# Spooky geometry V

The complement of an algebraic set in $A^n(\Bbb{C})$ is path-connected.

# Contractible manifolds

Classify the closed contractible manifolds (Recall that a manifold is closed if it is compact and its boundary is empty.)

# Connect the dots

Construct a countable, connected topological space with at least two points, satisfying the highest separability axiom you can.

Notice that if two points can be separated by a continuous function, then a connected space with more than one point is uncountable, so your space cannot be $T_{3 \frac 12}$ (or higher).

# No swapping

There is no continuous function $f:\Bbb{R}\to\Bbb{R}$ such that $f(\Bbb{Q})\subseteq \Bbb{R}\setminus\Bbb{Q}$ and $f(\Bbb{R}\setminus\Bbb{Q}) \subseteq \Bbb{Q}$.

# Fixed points of the ball

Brouwer’s theorem shows that any map of the unit ball to itself has a fixed point. Evidently the collection of fixed points is a closed subset of the ball. What closed subsets are realized as the fixed point set of a continuous map of the ball into itself?

# Complements of closed sets

Construct  two homeomorphic closed subsets $A,B$ of some Euclidean space such that their complements are not homeomorphic, but show that if $A,B$ are closed homeomorphic subsets of $\Bbb R^{n+m}$ such that $A$ lies in $\Bbb R^n\times 0$ and $B$ lies in $0\times\Bbb R^m$, their complements in $\Bbb R^{n+m}$ are homeomorphic.

# Venn diagrams

Venn diagrams are useful since they represent every possible intersection between the sets that one is studying. Suppose that we want to draw a Venn diagram for a single set. Then it is enough to draw it in zero dimensions (the zero-dimensional space is just the space with one point): the set is represented by the single point in the zero-dimensional space. If we want to draw a Venn diagram that represents two sets we notice that the zero-dimensional space won’t do, there is not enough space. But in the one-dimensional space (the real line) we can draw both sets $A$ and $B$ in such a way that we have distinct regions for $A \setminus B$, $B \setminus A$ and $A \cap B$. Once again if we want to draw one more set, one dimension won’t do. But we can draw the classical Venn diagram in two dimensions.

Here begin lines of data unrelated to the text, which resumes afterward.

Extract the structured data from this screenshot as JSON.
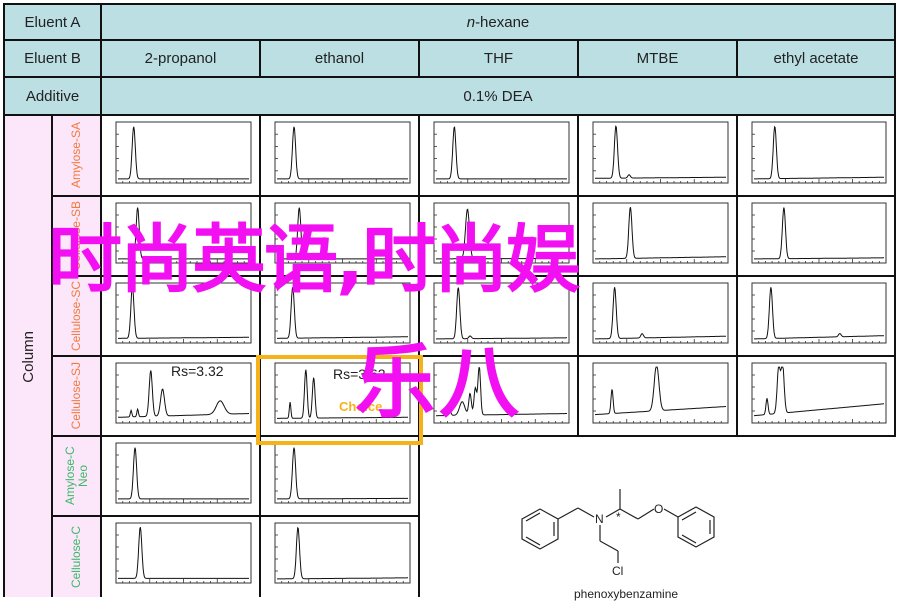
{
  "table": {
    "eluent_a_label": "Eluent A",
    "eluent_a_value": "n-hexane",
    "eluent_a_prefix": "n",
    "eluent_a_suffix": "-hexane",
    "eluent_b_label": "Eluent B",
    "eluent_b_values": [
      "2-propanol",
      "ethanol",
      "THF",
      "MTBE",
      "ethyl acetate"
    ],
    "additive_label": "Additive",
    "additive_value": "0.1% DEA",
    "column_label": "Column",
    "columns": [
      {
        "name": "Amylose-SA",
        "color": "#f07b3f"
      },
      {
        "name": "Cellulose-SB",
        "color": "#f07b3f"
      },
      {
        "name": "Cellulose-SC",
        "color": "#f07b3f"
      },
      {
        "name": "Cellulose-SJ",
        "color": "#f07b3f"
      },
      {
        "name": "Amylose-C Neo",
        "color": "#3cb86a"
      },
      {
        "name": "Cellulose-C",
        "color": "#3cb86a"
      }
    ]
  },
  "annotations": {
    "rs_1": "Rs=3.32",
    "rs_2": "Rs=3.62",
    "choice": "Choice",
    "highlight_color": "#f5b319"
  },
  "molecule": {
    "name": "phenoxybenzamine",
    "atoms": [
      "N",
      "O",
      "Cl",
      "*"
    ]
  },
  "overlay": {
    "line1": "时尚英语,时尚娱",
    "line2": "乐八",
    "color": "#f20ff2"
  },
  "chromatograms": [
    {
      "row": 0,
      "col": 0,
      "peaks": [
        [
          0.12,
          0.95,
          0.012
        ]
      ],
      "baseline": [
        0.02,
        0.02
      ]
    },
    {
      "row": 0,
      "col": 1,
      "peaks": [
        [
          0.13,
          0.95,
          0.012
        ]
      ],
      "baseline": [
        0.02,
        0.02
      ]
    },
    {
      "row": 0,
      "col": 2,
      "peaks": [
        [
          0.14,
          0.95,
          0.012
        ]
      ],
      "baseline": [
        0.02,
        0.02
      ]
    },
    {
      "row": 0,
      "col": 3,
      "peaks": [
        [
          0.16,
          0.95,
          0.012
        ],
        [
          0.26,
          0.06,
          0.01
        ]
      ],
      "baseline": [
        0.03,
        0.05
      ]
    },
    {
      "row": 0,
      "col": 4,
      "peaks": [
        [
          0.16,
          0.95,
          0.012
        ]
      ],
      "baseline": [
        0.02,
        0.05
      ]
    },
    {
      "row": 1,
      "col": 0,
      "peaks": [
        [
          0.15,
          0.95,
          0.012
        ]
      ],
      "baseline": [
        0.02,
        0.02
      ]
    },
    {
      "row": 1,
      "col": 1,
      "peaks": [
        [
          0.17,
          0.95,
          0.012
        ],
        [
          0.11,
          0.06,
          0.01
        ]
      ],
      "baseline": [
        0.02,
        0.02
      ]
    },
    {
      "row": 1,
      "col": 2,
      "peaks": [
        [
          0.24,
          0.92,
          0.015
        ]
      ],
      "baseline": [
        0.02,
        0.03
      ]
    },
    {
      "row": 1,
      "col": 3,
      "peaks": [
        [
          0.27,
          0.95,
          0.012
        ]
      ],
      "baseline": [
        0.02,
        0.06
      ]
    },
    {
      "row": 1,
      "col": 4,
      "peaks": [
        [
          0.23,
          0.95,
          0.012
        ]
      ],
      "baseline": [
        0.02,
        0.04
      ]
    },
    {
      "row": 2,
      "col": 0,
      "peaks": [
        [
          0.11,
          0.95,
          0.012
        ]
      ],
      "baseline": [
        0.03,
        0.05
      ]
    },
    {
      "row": 2,
      "col": 1,
      "peaks": [
        [
          0.12,
          0.95,
          0.012
        ]
      ],
      "baseline": [
        0.03,
        0.06
      ]
    },
    {
      "row": 2,
      "col": 2,
      "peaks": [
        [
          0.17,
          0.95,
          0.012
        ],
        [
          0.26,
          0.05,
          0.01
        ]
      ],
      "baseline": [
        0.02,
        0.04
      ]
    },
    {
      "row": 2,
      "col": 3,
      "peaks": [
        [
          0.15,
          0.95,
          0.012
        ],
        [
          0.36,
          0.08,
          0.01
        ]
      ],
      "baseline": [
        0.02,
        0.07
      ]
    },
    {
      "row": 2,
      "col": 4,
      "peaks": [
        [
          0.13,
          0.95,
          0.012
        ],
        [
          0.66,
          0.06,
          0.01
        ]
      ],
      "baseline": [
        0.02,
        0.08
      ]
    },
    {
      "row": 3,
      "col": 0,
      "peaks": [
        [
          0.1,
          0.12,
          0.006
        ],
        [
          0.15,
          0.14,
          0.006
        ],
        [
          0.25,
          0.85,
          0.012
        ],
        [
          0.34,
          0.5,
          0.015
        ],
        [
          0.78,
          0.25,
          0.03
        ]
      ],
      "baseline": [
        0.05,
        0.12
      ]
    },
    {
      "row": 3,
      "col": 1,
      "peaks": [
        [
          0.1,
          0.3,
          0.006
        ],
        [
          0.22,
          0.9,
          0.01
        ],
        [
          0.28,
          0.75,
          0.01
        ]
      ],
      "baseline": [
        0.03,
        0.05
      ]
    },
    {
      "row": 3,
      "col": 2,
      "peaks": [
        [
          0.1,
          0.15,
          0.01
        ],
        [
          0.2,
          0.25,
          0.02
        ],
        [
          0.26,
          0.4,
          0.01
        ],
        [
          0.3,
          0.5,
          0.01
        ],
        [
          0.33,
          0.9,
          0.01
        ]
      ],
      "baseline": [
        0.08,
        0.12
      ]
    },
    {
      "row": 3,
      "col": 3,
      "peaks": [
        [
          0.13,
          0.45,
          0.008
        ],
        [
          0.47,
          0.85,
          0.018
        ]
      ],
      "baseline": [
        0.1,
        0.25
      ]
    },
    {
      "row": 3,
      "col": 4,
      "peaks": [
        [
          0.1,
          0.3,
          0.008
        ],
        [
          0.19,
          0.85,
          0.012
        ],
        [
          0.22,
          0.88,
          0.012
        ]
      ],
      "baseline": [
        0.08,
        0.3
      ]
    },
    {
      "row": 4,
      "col": 0,
      "peaks": [
        [
          0.13,
          0.95,
          0.012
        ]
      ],
      "baseline": [
        0.02,
        0.02
      ]
    },
    {
      "row": 4,
      "col": 1,
      "peaks": [
        [
          0.13,
          0.95,
          0.012
        ]
      ],
      "baseline": [
        0.02,
        0.03
      ]
    },
    {
      "row": 5,
      "col": 0,
      "peaks": [
        [
          0.17,
          0.95,
          0.012
        ]
      ],
      "baseline": [
        0.03,
        0.03
      ]
    },
    {
      "row": 5,
      "col": 1,
      "peaks": [
        [
          0.16,
          0.95,
          0.012
        ]
      ],
      "baseline": [
        0.02,
        0.04
      ]
    }
  ]
}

First exercise: Show that we cannot draw a Venn diagram in two dimension for four sets using only circles.

Second exercise: Show that this can be done if we use for example rectangles.

Third exercise: Can we draw a Venn diagram for four sets in two dimensions in such a way that the region that represents every intersection is connected? And simply connected?